Je ne le pense pas. L’Argentine a remporté le Championnat du Monde -20 ans parce qu’au pays, les jeunes de 18 ou 19 ans jouent déjà tous en D1. Les clubs argentins, par nécessité financière, sont obligés de vendre leurs meilleurs joueurs et, par conséquent, de puiser dans leur réservoir de jeunes pour compléter leur équipe Première. Par conséquent, les jeunes Argentins débutent très tôt en D1. C’est un grand avantage par rapport aux Européens. En Angleterre ou en Allemagne, les joueurs de 20 ans commencent à peine à frapper à la porte de l’équipe Première. Les Argentins, eux, ont parfois déjà plusieurs dizaines de matches de D1 dans les jambes à cet âge-là. C’est aussi le cas de beaucoup d’Africains, qui débutent très jeunes eux aussi. C’est tout profit pour les équipes nationales de cette catégorie d’âge et cela explique pourquoi, chez les -20 ans, on voit souvent des Sud-Américains ou des Africains triompher. L’Argentine a été championne du monde des -20 ans à de multiples reprises, et pas seulement avec Pekerman. A cet âge-là, les jeunes Argentins sont supérieurs à tout le monde. Par contre, en -17 ans, tout le monde a sa chance. Et après 20 ans, la donne est de nouveau modifiée.
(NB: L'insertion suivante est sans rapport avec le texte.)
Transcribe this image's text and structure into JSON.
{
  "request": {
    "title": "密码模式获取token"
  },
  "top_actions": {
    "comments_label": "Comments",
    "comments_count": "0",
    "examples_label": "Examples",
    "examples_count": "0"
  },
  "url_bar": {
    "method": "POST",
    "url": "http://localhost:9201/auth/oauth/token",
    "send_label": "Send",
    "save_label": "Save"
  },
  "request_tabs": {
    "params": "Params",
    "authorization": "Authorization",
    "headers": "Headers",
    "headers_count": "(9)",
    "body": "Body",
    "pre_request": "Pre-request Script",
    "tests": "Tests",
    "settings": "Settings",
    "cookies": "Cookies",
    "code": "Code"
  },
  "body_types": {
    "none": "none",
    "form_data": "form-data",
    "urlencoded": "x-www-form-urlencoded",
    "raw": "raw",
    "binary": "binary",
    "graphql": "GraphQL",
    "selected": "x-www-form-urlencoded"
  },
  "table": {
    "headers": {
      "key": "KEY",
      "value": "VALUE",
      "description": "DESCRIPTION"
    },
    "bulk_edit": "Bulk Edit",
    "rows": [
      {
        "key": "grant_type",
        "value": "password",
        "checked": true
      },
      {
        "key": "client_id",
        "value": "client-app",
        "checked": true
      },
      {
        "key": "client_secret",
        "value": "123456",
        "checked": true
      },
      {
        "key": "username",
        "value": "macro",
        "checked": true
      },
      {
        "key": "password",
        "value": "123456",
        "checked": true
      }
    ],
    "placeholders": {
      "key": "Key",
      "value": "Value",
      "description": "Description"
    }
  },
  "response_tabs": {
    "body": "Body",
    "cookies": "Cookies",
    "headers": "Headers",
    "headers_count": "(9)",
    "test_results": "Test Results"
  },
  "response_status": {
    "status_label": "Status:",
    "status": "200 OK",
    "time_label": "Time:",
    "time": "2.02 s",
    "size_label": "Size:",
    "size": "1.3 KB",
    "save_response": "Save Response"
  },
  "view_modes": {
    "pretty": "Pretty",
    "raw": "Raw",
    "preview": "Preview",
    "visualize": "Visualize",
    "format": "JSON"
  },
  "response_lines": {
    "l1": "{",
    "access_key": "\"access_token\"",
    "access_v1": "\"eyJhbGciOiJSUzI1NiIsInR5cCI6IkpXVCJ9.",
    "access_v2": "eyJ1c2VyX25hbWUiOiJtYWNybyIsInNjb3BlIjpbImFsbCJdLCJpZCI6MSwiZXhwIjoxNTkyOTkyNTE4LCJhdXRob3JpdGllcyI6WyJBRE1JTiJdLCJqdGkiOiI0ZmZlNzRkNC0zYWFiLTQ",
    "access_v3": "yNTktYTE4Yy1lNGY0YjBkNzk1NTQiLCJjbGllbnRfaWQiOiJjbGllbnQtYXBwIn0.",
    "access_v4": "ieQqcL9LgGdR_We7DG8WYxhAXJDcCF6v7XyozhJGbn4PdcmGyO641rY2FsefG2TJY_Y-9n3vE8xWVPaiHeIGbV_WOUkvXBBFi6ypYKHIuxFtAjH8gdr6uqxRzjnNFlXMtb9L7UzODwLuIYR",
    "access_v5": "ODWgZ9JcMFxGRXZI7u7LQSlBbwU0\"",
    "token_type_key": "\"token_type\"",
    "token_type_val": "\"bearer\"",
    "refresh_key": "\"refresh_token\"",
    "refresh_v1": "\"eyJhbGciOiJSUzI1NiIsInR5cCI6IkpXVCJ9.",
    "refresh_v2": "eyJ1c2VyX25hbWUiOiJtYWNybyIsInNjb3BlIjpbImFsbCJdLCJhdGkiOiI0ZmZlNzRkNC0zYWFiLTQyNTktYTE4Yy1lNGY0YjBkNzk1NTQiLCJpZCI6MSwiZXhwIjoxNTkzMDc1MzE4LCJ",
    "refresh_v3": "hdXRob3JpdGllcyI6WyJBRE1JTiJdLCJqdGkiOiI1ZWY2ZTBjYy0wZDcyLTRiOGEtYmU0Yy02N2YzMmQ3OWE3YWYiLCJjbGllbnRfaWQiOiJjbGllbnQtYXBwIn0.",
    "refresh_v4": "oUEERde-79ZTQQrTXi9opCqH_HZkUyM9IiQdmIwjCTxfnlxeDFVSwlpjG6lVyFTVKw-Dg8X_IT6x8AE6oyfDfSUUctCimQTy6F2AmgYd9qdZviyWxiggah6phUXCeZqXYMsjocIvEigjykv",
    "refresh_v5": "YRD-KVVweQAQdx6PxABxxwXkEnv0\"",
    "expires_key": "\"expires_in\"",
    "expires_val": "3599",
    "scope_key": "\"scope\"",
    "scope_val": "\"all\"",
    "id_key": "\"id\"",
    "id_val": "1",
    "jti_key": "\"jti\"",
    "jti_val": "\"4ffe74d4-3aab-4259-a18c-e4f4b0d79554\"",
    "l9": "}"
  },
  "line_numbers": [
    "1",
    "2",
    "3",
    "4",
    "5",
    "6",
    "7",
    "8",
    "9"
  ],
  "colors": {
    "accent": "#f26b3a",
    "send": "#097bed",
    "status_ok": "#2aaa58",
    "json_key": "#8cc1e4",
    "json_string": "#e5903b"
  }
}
 » Je ne connais pas Pekerman  »

Avant le départ pour l’Allemagne, beaucoup d’Argentins doutaient des capacités de l’Argentine. Parce que Pekerman n’avait jamais dirigé des adultes lors d’une Coupe du Monde et que les blessures avaient décimé l’effectif ces derniers mois.

Pour les blessures, je ne me préoccupe pas. C’était même un avantage d’avoir eu des joueurs blessés : cela leur a permis de se reposer, alors que d’autres ont abordé la Coupe du Monde sur les genoux, dans la foulée d’une longue saison. Car les meilleurs font logiquement partie des meilleures équipes qui disputent des compétitions européennes et jouent tous les mercredis et tous les samedis. Au sujet de Pekerman, je ne me prononcerai pas, car je ne le connais pas suffisamment. Je voudrais simplement souligner une chose : en Europe, l’UEFA invite les meilleurs entraîneurs à des colloques où ils peuvent échanger leurs points de vue. Je trouve cela très intéressant. Ici, en Argentine, je n’ai pas la possibilité d’assister à ce genre de colloques, car ils n’existent pas. J’aimerais beaucoup assister à des entraînements, pour voir comment les autres entraîneurs travaillent. Mais personne ne m’invite, car on ne m’apprécie pas probablement. Et, de mon côté, comme on ne m’invite pas, je n’invite pas les autres non plus. Chacun reste donc dans son coin. C’est dommage, car des échanges de vues peuvent être très constructifs.